变量函数（va_arg）不适用于float，而printf有效吗？ 有什么区别？

Question

I just happened to have similar situation like in this question from two years:

Variadic function (va_arg) doesn't work with float?

There is said that the problem is promoting float to double when we call things like

    va_arg(arg, float)

My question is at the end of this post, but first let's take a look at @Jack's answer below the question linked above:

#include <stdio.h>          
#include <stdarg.h>

void foo(int n, ...)
{   
    va_list vl;
    va_start(vl, n);

    int c; 
    double val; 

    for(c = 0; c < n; c++) {
        val = va_arg(vl, double);
        printf("%f\n", val);
    }

    va_end(vl);
}


int main(void)
{
  foo(2, 3.3f, 4.4f);
  return 0;
}

Output:

3.300000
4.400000

Now, if we change val = va_arg(vl, double) into val = va_arg(vl, float) , we will get (at least I get in MSVS 2012):

36893488147419103000.000000
2.162500

Let's go into my question now.

In this topic: C/C++ va_list not returning arguments properly most voted answer and it's comment says that printf also promotes float 's to double 's.

But what is difference? If both of them promotes float into double , why printf writes values correctly, while va_arg gives us such a nasal demons?

Answer 1

It's not printf that promotes the float argument to double , it is compiler that does it. In other words, by the time your va_arg or printf or any other function with variable number of arguments gets the control, all the float s are already promoted to double s; the original float s are not available for retrieval.

The difference between printf and va_arg is that printf follows the rules set up by the standard, and request the parameter of a promoted type (ie double ) when it sees the corresponding format specifier in the format string. Hence it successfully gets a double with the promoted value of the float in it, and produces the desired output.

On the other hand, when va_arg calls val = va_arg(vl, float) it ignores the promotion rule, and gets an invalid representation in return.

Answer 2

Arguments to variable argument functions gets special promotion rules.

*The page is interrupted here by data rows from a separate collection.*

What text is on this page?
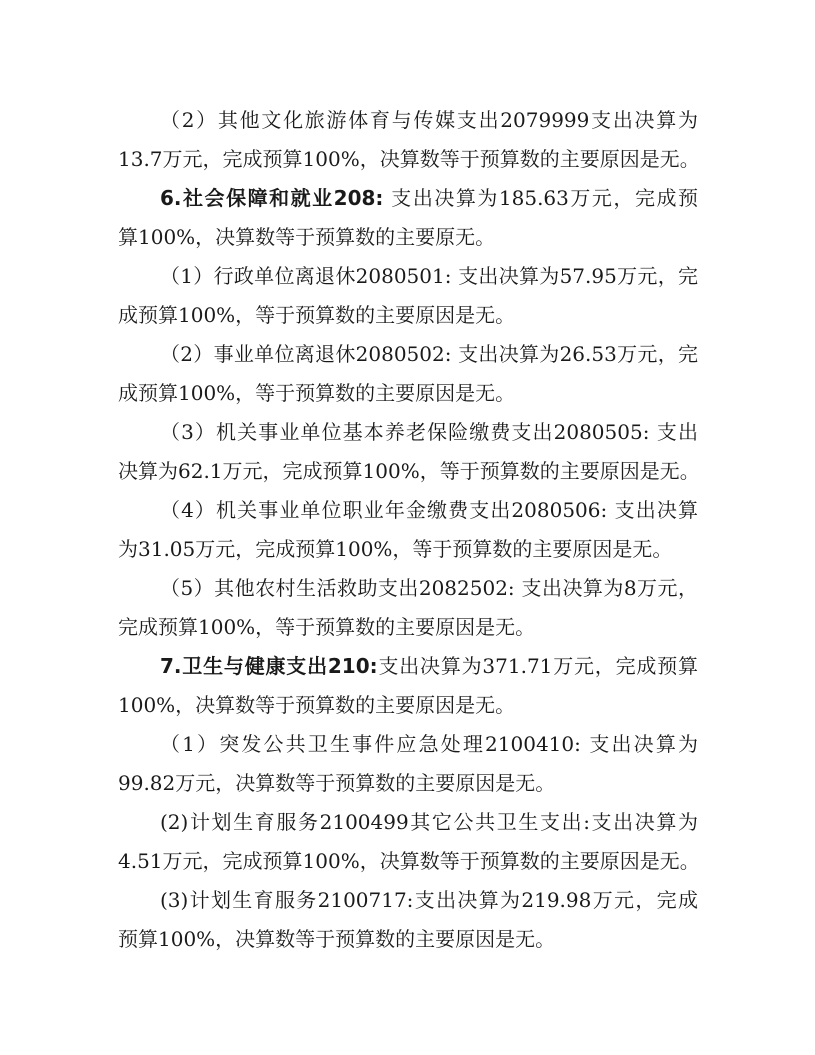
（2）其他文化旅游体育与传媒支出2079999支出决算为
13.7万元，完成预算100%，决算数等于预算数的主要原因是无。
6.社会保障和就业208: 支出决算为185.63万元，完成预
算100%，决算数等于预算数的主要原无。
（1）行政单位离退休2080501: 支出决算为57.95万元，完
成预算100%，等于预算数的主要原因是无。
（2）事业单位离退休2080502: 支出决算为26.53万元，完
成预算100%，等于预算数的主要原因是无。
（3）机关事业单位基本养老保险缴费支出2080505: 支出
决算为62.1万元，完成预算100%，等于预算数的主要原因是无。
（4）机关事业单位职业年金缴费支出2080506: 支出决算
为31.05万元，完成预算100%，等于预算数的主要原因是无。
（5）其他农村生活救助支出2082502: 支出决算为8万元，
完成预算100%，等于预算数的主要原因是无。
7.卫生与健康支出210:支出决算为371.71万元，完成预算
100%，决算数等于预算数的主要原因是无。
（1）突发公共卫生事件应急处理2100410: 支出决算为
99.82万元，决算数等于预算数的主要原因是无。
(2)计划生育服务2100499其它公共卫生支出:支出决算为
4.51万元，完成预算100%，决算数等于预算数的主要原因是无。
(3)计划生育服务2100717:支出决算为219.98万元，完成
预算100%，决算数等于预算数的主要原因是无。
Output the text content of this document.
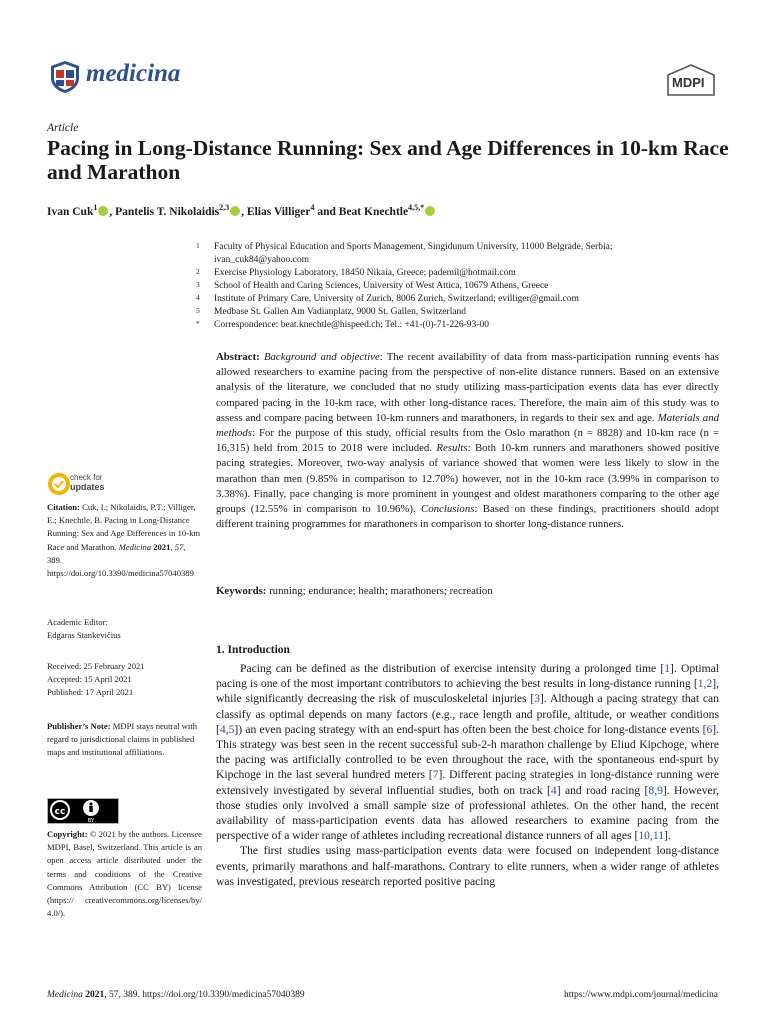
medicina	MDPI
Article
Pacing in Long-Distance Running: Sex and Age Differences in 10-km Race and Marathon
Ivan Cuk$^1$ , Pantelis T. Nikolaidis$^{2,3}$ , Elias Villiger$^4$ and Beat Knechtle$^{4,5,*}$
1 Faculty of Physical Education and Sports Management, Singidunum University, 11000 Belgrade, Serbia;
ivan_cuk84@yahoo.com
2 Exercise Physiology Laboratory, 18450 Nikaia, Greece; pademil@hotmail.com
3 School of Health and Caring Sciences, University of West Attica, 10679 Athens, Greece
4 Institute of Primary Care, University of Zurich, 8006 Zurich, Switzerland; evilliger@gmail.com
5 Medbase St. Gallen Am Vadianplatz, 9000 St. Gallen, Switzerland
* Correspondence: beat.knechtle@hispeed.ch; Tel.: +41-(0)-71-226-93-00
Abstract: Background and objective: The recent availability of data from mass-participation running events has allowed researchers to examine pacing from the perspective of non-elite distance runners. Based on an extensive analysis of the literature, we concluded that no study utilizing mass-participation events data has ever directly compared pacing in the 10-km race, with other long-distance races. Therefore, the main aim of this study was to assess and compare pacing between 10-km runners and marathoners, in regards to their sex and age. Materials and methods: For the purpose of this study, official results from the Oslo marathon (n = 8828) and 10-km race (n = 16,315) held from 2015 to 2018 were included. Results: Both 10-km runners and marathoners showed positive pacing strategies. Moreover, two-way analysis of variance showed that women were less likely to slow in the marathon than men (9.85% in comparison to 12.70%) however, not in the 10-km race (3.99% in comparison to 3.38%). Finally, pace changing is more prominent in youngest and oldest marathoners comparing to the other age groups (12.55% in comparison to 10.96%). Conclusions: Based on these findings, practitioners should adopt different training programmes for marathoners in comparison to shorter long-distance runners.
Keywords: running; endurance; health; marathoners; recreation
check for
updates
Citation: Cuk, I.; Nikolaidis, P.T.; Villiger, E.; Knechtle, B. Pacing in Long-Distance Running: Sex and Age Differences in 10-km Race and Marathon. Medicina 2021, 57, 389. https://doi.org/10.3390/medicina57040389
Academic Editor:
Edgaras Stankevičius
Received: 25 February 2021
Accepted: 15 April 2021
Published: 17 April 2021
Publisher’s Note: MDPI stays neutral with regard to jurisdictional claims in published maps and institutional affiliations.
cc
BY
Copyright: © 2021 by the authors. Licensee MDPI, Basel, Switzerland. This article is an open access article distributed under the terms and conditions of the Creative Commons Attribution (CC BY) license (https:// creativecommons.org/licenses/by/ 4.0/).
1. Introduction

Pacing can be defined as the distribution of exercise intensity during a prolonged time [1]. Optimal pacing is one of the most important contributors to achieving the best results in long-distance running [1,2], while significantly decreasing the risk of musculoskeletal injuries [3]. Although a pacing strategy that can classify as optimal depends on many factors (e.g., race length and profile, altitude, or weather conditions [4,5]) an even pacing strategy with an end-spurt has often been the best choice for long-distance events [6]. This strategy was best seen in the recent successful sub-2-h marathon challenge by Eliud Kipchoge, where the pacing was artificially controlled to be even throughout the race, with the spontaneous end-spurt by Kipchoge in the last several hundred meters [7]. Different pacing strategies in long-distance running were extensively investigated by several influential studies, both on track [4] and road racing [8,9]. However, those studies only involved a small sample size of professional athletes. On the other hand, the recent availability of mass-participation events data has allowed researchers to examine pacing from the perspective of a wider range of athletes including recreational distance runners of all ages [10,11].

The first studies using mass-participation events data were focused on independent long-distance events, primarily marathons and half-marathons. Contrary to elite runners, when a wider range of athletes was investigated, previous research reported positive pacing

Medicina 2021, 57, 389. https://doi.org/10.3390/medicina57040389	https://www.mdpi.com/journal/medicina
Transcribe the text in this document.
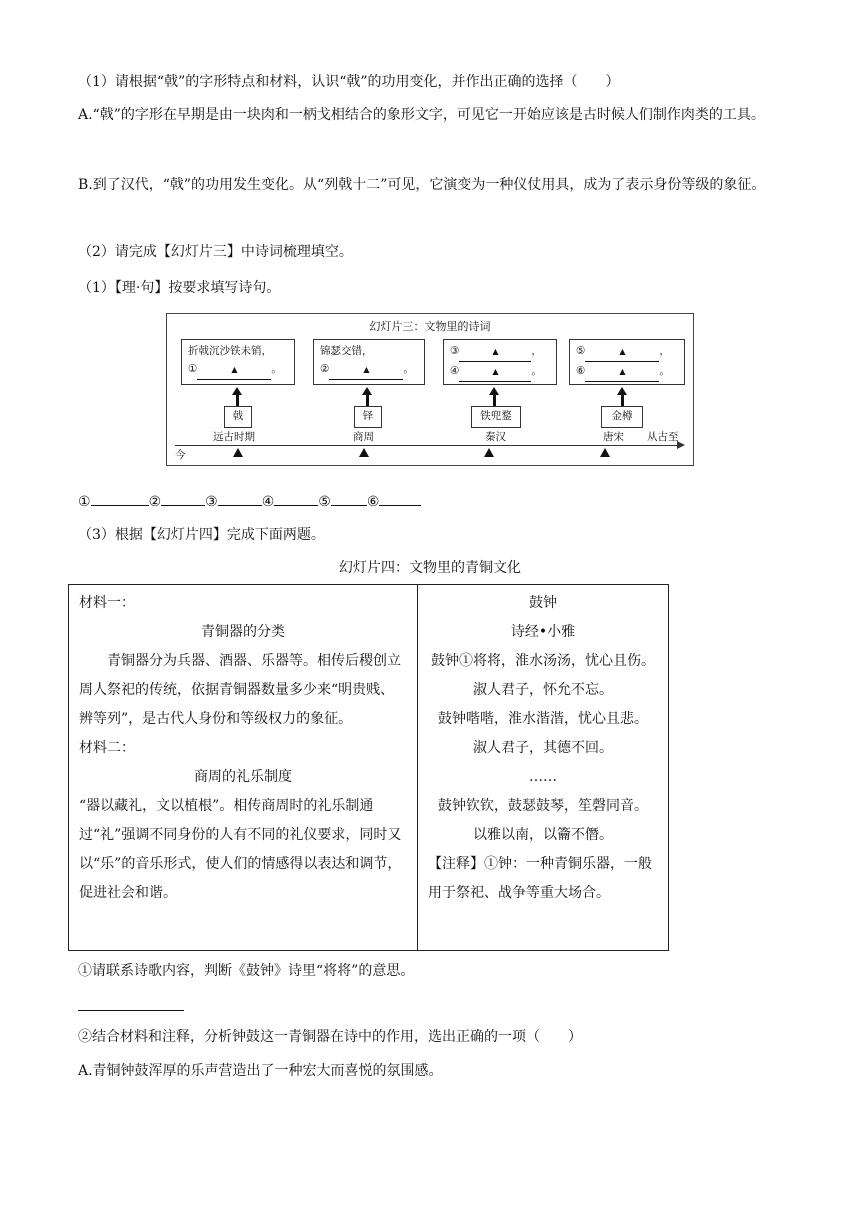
（1）请根据“戟”的字形特点和材料，认识“戟”的功用变化，并作出正确的选择（　　）
A.“戟”的字形在早期是由一块肉和一柄戈相结合的象形文字，可见它一开始应该是古时候人们制作肉类的工具。
B.到了汉代，“戟”的功用发生变化。从“列戟十二”可见，它演变为一种仪仗用具，成为了表示身份等级的象征。
（2）请完成【幻灯片三】中诗词梳理填空。
（1）【理·句】按要求填写诗句。
幻灯片三：文物里的诗词
折戟沉沙铁未销，
①	▲	。
锦瑟交错，
②	▲	。
③	▲	，
④	▲	。
⑤	▲	，
⑥	▲	。
戟	铎	铁兜鍪	金樽
远古时期	商周	秦汉	唐宋 从古至
今
①	②	③	④	⑤	⑥
（3）根据【幻灯片四】完成下面两题。
幻灯片四：文物里的青铜文化
材料一：
青铜器的分类
青铜器分为兵器、酒器、乐器等。相传后稷创立周人祭祀的传统，依据青铜器数量多少来“明贵贱、辨等列”，是古代人身份和等级权力的象征。
材料二：
商周的礼乐制度
“器以藏礼，文以植根”。相传商周时的礼乐制通过“礼”强调不同身份的人有不同的礼仪要求，同时又以“乐”的音乐形式，使人们的情感得以表达和调节，促进社会和谐。

鼓钟
诗经•小雅
鼓钟①将将，淮水汤汤，忧心且伤。
淑人君子，怀允不忘。
鼓钟喈喈，淮水湝湝，忧心且悲。
淑人君子，其德不回。
……
鼓钟钦钦，鼓瑟鼓琴，笙磬同音。
以雅以南，以籥不僭。
【注释】①钟：一种青铜乐器，一般用于祭祀、战争等重大场合。
①请联系诗歌内容，判断《鼓钟》诗里“将将”的意思。
②结合材料和注释，分析钟鼓这一青铜器在诗中的作用，选出正确的一项（　　）
A.青铜钟鼓浑厚的乐声营造出了一种宏大而喜悦的氛围感。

The one relevant here is that passing a float as a variable argument gets promoted to a double. Meaning you cannot extract the argument as a float, as it has been passed as a double. This is done by the compiler, it has nothing to do with printf .

This means the code val = va_arg(vl, float) is not valid, as the argument is not a float, it's a double. If you really need to deal with the passed in values as a float, at best you can do

float val = (float) va_arg(vl, double)

Note that the %f specifier for printf expects an argument of type double , not a float

Answer 3

printf does not take arguments of type float .

The "%f" format specifier, for example, requires an argument of type double . "%Lf" requires an argument of type long double . There is no format that requires an argument of type float (which would be promoted to double anyway, not by printf itself but simply because of the semantics of calls to variadic functions).

So assuming printf is implemented in C, and that it uses the <stdarg.h> mechanisms to read its arguments, there is no invocation of va_arg() for type float in the implementation of printf .

Any variadic function that does attempt to invoke va_arg() for type float will have undefined behavior, since there can be no float arguments to such a function. printf works because it doesn't do that.

Answer 4

But what is difference? If both of them promotes float into double , why printf writes values correctly, while va_arg gives us such a nasal demons?

There's no difference, except the fact (stated in the question itself), that printf is coded in a way to treat float as double . In other words, somewhere inside printf , when the format string contains information that there should be a floating point number, the function does va_arg(vl, double) , just like you did.